Зимний уют уютнее летнего. Окуклишься в толстые шерстяные носки, вязаные тапки на кожаной подошве, толстый жилет, сшитый из вытертых остатков жениной цигейковой шубы, подбросишь дров в печку, нальешь полную кружку горячего чаю с медом и мятой, наберешь черных сухарей, посыпанных крупной солью, возьмешь толстую книжку пятьдесят четвертого или даже шестидесятого размера, откроешь ее на какой угодно странице, закроешь и станешь мечтать в заледеневшее окно, еще со вчерашнего вечера предусмотрительно заметенное снегом так, чтобы осталась прозрачной только часть не больше узкой ладони с тонкой и извилистой морозной линией жизни, перечеркивающей толстый белый дым из трубы соседского дома, высоченную липу, с прибитым к черному стволу пустующим скворечником, и гоняющего по двору воробьев щенка, которого, как ни старайся, не только перечеркнуть, но даже и разглядеть в облаке сверкающей снежной пыли невозможно.
Наша деревня на морозе – точно эскадра в кильватерном строю.

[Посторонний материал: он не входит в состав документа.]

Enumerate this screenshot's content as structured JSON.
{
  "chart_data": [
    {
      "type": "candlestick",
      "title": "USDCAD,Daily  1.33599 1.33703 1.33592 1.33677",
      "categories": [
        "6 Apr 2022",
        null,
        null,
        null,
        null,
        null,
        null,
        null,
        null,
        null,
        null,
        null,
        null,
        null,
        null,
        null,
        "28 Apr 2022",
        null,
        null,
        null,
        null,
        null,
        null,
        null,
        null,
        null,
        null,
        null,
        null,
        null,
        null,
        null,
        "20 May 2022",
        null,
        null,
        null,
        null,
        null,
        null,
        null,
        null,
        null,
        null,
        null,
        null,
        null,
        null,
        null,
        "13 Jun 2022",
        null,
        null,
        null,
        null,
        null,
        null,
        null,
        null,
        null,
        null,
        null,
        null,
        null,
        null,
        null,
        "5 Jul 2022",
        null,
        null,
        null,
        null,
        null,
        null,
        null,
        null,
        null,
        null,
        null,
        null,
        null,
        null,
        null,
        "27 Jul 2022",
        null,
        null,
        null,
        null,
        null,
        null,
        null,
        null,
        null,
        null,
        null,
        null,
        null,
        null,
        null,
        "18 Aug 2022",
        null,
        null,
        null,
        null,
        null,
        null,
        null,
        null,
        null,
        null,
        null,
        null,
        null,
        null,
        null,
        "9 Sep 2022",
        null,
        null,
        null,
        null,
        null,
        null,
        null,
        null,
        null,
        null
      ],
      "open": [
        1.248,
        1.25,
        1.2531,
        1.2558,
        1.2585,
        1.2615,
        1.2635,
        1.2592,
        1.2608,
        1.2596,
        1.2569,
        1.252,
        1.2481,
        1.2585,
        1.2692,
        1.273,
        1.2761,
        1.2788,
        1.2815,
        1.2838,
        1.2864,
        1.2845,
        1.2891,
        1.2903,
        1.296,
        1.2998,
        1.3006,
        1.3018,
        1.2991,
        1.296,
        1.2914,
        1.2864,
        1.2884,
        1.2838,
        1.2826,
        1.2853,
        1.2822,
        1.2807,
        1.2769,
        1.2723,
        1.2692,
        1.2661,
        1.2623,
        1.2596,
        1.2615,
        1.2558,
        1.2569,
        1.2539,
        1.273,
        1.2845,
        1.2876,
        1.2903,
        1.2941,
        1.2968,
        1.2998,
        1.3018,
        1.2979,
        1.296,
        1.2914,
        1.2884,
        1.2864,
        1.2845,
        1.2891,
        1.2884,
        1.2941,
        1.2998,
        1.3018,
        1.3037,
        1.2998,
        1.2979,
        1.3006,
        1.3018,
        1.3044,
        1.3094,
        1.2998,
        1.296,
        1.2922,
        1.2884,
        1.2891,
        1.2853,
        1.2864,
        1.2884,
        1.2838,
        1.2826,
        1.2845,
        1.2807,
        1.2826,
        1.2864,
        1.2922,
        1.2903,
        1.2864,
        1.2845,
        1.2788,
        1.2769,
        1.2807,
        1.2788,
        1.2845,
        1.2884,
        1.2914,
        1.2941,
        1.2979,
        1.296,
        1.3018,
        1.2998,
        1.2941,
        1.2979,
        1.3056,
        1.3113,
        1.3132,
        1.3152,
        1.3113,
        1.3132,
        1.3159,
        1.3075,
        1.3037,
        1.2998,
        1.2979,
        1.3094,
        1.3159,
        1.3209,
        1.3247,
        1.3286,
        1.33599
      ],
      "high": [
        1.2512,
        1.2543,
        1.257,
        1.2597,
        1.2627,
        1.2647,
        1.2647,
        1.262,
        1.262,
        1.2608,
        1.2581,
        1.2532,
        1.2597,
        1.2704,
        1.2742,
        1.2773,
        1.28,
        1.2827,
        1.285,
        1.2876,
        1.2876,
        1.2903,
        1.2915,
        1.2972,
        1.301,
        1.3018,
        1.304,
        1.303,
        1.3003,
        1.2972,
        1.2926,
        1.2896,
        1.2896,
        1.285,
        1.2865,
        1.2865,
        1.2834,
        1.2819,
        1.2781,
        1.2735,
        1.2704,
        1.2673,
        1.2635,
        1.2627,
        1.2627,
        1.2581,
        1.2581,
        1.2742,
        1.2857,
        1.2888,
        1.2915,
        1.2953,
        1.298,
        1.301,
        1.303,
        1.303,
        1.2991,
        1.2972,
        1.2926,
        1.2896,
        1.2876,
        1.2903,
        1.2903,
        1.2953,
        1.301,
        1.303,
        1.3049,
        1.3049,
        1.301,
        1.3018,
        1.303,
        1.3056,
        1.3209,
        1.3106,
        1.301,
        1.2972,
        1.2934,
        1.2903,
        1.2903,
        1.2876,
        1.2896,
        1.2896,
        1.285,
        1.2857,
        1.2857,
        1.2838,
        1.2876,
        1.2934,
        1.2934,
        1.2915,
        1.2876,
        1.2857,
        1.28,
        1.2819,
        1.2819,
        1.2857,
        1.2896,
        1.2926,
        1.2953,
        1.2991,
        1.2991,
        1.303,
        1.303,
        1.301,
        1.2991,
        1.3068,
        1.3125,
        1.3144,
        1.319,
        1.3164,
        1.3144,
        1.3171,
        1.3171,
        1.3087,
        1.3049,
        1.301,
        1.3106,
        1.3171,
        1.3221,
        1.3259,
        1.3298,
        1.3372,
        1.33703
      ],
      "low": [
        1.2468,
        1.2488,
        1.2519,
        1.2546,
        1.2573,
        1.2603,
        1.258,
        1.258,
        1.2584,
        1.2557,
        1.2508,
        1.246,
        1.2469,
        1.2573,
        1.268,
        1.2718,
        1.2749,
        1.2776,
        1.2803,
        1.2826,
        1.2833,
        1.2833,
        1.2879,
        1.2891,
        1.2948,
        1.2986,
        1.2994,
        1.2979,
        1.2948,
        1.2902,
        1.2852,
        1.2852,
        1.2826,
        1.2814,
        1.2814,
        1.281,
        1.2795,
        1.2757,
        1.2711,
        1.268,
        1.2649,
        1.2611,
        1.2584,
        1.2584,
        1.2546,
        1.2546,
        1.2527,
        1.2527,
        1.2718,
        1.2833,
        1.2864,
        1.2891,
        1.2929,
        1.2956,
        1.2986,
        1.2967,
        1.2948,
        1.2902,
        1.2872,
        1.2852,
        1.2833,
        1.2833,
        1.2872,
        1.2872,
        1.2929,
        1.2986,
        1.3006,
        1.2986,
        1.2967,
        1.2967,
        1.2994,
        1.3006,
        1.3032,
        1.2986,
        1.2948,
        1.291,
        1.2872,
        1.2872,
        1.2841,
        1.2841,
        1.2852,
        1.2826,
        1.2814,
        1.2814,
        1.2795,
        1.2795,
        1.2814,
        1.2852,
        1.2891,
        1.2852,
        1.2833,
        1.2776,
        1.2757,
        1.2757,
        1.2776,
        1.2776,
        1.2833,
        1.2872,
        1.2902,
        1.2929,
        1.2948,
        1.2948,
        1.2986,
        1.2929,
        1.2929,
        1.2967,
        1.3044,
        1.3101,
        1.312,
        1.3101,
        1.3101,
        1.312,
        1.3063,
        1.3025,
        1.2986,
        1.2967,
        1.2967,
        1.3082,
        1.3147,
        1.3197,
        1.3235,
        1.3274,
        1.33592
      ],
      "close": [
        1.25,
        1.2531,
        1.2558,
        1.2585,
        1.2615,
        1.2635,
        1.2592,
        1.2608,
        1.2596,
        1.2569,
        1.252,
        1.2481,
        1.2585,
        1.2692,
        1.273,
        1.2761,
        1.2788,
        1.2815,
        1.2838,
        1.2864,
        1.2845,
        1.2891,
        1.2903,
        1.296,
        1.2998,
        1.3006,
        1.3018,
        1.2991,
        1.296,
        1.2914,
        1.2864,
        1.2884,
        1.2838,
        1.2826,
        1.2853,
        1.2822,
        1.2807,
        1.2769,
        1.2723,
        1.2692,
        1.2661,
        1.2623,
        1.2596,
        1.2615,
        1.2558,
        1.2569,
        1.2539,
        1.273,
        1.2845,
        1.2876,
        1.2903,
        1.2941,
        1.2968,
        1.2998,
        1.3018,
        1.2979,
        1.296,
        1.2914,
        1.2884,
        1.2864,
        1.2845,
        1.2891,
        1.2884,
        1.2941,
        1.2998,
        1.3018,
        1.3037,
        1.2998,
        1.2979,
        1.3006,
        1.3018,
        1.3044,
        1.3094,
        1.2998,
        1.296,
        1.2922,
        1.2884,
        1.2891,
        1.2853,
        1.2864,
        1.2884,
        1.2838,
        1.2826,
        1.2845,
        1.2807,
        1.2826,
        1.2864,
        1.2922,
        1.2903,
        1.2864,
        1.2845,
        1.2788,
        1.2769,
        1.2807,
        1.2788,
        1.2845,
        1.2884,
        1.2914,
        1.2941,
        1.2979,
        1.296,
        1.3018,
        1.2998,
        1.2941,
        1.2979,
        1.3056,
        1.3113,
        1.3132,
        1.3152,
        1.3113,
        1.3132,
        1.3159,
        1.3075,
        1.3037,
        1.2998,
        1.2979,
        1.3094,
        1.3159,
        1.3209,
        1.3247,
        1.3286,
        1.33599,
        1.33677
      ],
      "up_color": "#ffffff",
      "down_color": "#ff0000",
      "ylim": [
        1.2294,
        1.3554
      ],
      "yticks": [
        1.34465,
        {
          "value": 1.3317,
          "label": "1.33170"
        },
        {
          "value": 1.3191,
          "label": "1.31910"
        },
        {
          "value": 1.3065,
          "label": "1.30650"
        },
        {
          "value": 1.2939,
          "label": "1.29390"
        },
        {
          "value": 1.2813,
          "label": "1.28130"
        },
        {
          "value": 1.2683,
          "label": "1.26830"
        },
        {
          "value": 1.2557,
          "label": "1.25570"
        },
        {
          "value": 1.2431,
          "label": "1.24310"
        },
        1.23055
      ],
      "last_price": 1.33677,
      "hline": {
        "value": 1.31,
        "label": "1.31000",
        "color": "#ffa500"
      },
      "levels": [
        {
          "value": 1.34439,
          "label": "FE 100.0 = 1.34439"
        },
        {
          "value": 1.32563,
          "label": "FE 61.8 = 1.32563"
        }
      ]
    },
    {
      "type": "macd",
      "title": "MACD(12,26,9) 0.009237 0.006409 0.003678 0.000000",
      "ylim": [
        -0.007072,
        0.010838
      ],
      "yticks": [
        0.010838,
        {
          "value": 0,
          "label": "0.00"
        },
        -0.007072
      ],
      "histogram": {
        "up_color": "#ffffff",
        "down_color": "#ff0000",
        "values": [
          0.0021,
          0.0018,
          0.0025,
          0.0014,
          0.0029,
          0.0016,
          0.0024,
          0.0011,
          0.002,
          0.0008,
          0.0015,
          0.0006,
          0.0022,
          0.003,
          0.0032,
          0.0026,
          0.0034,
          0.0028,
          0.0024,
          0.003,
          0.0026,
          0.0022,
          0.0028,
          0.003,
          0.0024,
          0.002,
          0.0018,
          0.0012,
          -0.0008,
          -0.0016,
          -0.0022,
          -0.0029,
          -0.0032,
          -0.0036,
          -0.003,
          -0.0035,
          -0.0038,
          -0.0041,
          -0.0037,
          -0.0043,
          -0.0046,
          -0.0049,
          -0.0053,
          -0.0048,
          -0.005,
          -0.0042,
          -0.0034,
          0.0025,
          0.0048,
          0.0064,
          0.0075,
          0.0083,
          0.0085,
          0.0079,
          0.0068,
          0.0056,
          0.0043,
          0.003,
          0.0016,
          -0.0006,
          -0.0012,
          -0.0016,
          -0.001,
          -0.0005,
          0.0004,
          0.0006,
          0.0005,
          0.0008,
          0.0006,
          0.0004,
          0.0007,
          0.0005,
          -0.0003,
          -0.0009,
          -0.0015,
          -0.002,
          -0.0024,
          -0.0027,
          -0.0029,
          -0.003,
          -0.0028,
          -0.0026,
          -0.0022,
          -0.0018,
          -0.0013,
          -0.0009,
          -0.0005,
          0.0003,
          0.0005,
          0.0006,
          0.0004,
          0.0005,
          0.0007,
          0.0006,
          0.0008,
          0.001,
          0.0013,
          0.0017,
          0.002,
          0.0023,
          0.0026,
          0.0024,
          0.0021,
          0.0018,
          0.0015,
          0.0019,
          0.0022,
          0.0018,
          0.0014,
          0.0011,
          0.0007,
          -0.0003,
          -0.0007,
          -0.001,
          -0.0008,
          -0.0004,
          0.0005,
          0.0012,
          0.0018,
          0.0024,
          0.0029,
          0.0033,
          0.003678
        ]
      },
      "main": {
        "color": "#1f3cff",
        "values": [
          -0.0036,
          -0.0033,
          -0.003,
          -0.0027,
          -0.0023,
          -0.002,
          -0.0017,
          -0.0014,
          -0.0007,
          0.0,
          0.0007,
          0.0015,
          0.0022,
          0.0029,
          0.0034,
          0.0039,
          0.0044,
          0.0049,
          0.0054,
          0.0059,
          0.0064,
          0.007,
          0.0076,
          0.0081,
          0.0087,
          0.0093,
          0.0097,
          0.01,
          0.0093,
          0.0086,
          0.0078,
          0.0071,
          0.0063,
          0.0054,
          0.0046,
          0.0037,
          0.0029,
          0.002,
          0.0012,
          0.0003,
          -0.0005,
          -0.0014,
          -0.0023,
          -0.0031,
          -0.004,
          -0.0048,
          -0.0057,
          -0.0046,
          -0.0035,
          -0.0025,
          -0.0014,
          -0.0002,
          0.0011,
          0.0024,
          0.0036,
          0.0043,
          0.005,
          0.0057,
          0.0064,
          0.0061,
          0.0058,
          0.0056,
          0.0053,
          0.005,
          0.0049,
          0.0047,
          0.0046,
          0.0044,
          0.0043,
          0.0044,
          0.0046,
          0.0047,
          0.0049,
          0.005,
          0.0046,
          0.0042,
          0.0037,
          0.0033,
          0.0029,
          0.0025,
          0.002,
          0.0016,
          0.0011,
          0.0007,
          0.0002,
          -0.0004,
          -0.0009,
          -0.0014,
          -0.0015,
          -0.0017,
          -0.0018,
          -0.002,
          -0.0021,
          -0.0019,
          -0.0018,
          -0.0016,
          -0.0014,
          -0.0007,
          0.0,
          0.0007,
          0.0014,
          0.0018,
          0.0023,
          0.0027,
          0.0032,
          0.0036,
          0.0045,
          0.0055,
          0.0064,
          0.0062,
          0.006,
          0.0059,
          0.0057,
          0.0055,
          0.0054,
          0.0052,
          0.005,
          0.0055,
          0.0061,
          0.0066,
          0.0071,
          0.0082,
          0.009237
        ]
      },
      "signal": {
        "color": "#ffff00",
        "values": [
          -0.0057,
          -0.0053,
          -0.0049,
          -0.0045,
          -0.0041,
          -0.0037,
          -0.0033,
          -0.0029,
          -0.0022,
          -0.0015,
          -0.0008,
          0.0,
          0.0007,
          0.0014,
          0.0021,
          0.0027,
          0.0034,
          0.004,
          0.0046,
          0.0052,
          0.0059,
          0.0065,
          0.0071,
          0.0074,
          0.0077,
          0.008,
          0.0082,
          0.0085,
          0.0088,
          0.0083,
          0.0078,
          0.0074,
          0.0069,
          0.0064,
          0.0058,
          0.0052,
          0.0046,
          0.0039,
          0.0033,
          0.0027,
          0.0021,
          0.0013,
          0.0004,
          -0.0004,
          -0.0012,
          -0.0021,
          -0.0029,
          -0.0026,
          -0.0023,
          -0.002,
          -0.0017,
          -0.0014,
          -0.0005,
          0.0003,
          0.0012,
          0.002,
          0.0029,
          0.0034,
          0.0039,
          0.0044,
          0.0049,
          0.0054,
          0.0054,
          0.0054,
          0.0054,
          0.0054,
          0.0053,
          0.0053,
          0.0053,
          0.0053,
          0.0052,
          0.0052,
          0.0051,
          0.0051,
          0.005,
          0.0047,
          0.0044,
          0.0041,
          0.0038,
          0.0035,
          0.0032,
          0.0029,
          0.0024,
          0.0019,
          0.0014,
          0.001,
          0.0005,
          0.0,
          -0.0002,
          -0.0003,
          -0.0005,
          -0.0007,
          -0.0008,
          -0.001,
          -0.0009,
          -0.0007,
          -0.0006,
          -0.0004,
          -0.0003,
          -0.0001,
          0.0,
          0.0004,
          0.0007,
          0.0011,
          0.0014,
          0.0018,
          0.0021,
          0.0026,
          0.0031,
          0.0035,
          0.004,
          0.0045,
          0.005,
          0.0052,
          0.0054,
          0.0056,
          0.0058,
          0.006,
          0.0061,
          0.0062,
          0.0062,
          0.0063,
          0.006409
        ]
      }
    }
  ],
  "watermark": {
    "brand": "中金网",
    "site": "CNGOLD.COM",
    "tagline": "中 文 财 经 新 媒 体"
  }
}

В авангарде двухпалубный и двухтрубный краснокирпичный флагман Палвасилича, таможенного полковника в отставке. Судя по двум толстенным дымам, идет он крейсерской скоростью не меньше пяти узлов на бельевой веревке, увешанной заледеневшими до хрустального звона простынями и наволочками. Сам Палвасилич стоит на капитанском крыльце и всматривается в снежную даль из-под своей толстой овчинной рукавицы. Отставая на полкабельтова, за домом Палвасилича идет однотрубный дом Витьки Клюева, тракториста, а за Витькиным домом идет половина избы старухи Сергеевой. Вторую половину избы снимают дачники, приезжающие в деревню только на лето, и поэтому Сергеева идет изо всех сил на одной печке. Из трубы ее половинки избы поднимается тонкий, точно собачий хвост, дым, тут же сносимый сильным боковым ветром. Старуха покрикивает в открытую форточку на внука, который бегает как заведенный между сараем, где хранятся дрова, и домом.
В трех румбах справа по деревенскому борту, за березовой рощей на холме, в двадцати кабельтовых идут курсом на соединение с эскадрой два дыма соседней деревни. Она – дачная, эта деревня. Летом в ней оживает домов на целую дивизию, но сейчас, в декабре, она похожа на недоукомплектованный дивизион для решения частных оперативно-тактических задач, состоящий из домиков второго и третьего ранга под командой москвичей-дауншифтеров, сдающих в городе квартиры и на эти деньги купивших здесь дома, десяток курей, двух коз и корову. Москвичи идут на всех парах. Декабрьский день короток, и надо успеть соединиться до темноты потому, что там, за бесконечным заснеженным полем, за обледеневшей дорогой, за лесом уже начинают вспыхивать разноцветные разрывы тонко свистящих петард и сверкающих салютов. Город уже начал артиллерийскую подготовку к встрече Нового года. Меньше чем через сутки на улицы, под небо, раскаленное от взрывов, выбежит множество людей с миллионами, миллиардами шампанских пузырьков в головах и пойдет в атаку.
Заметает. Над сухой осиной невидимая в белой мгле кружит и кружит, вырабатывая топливо, ворона.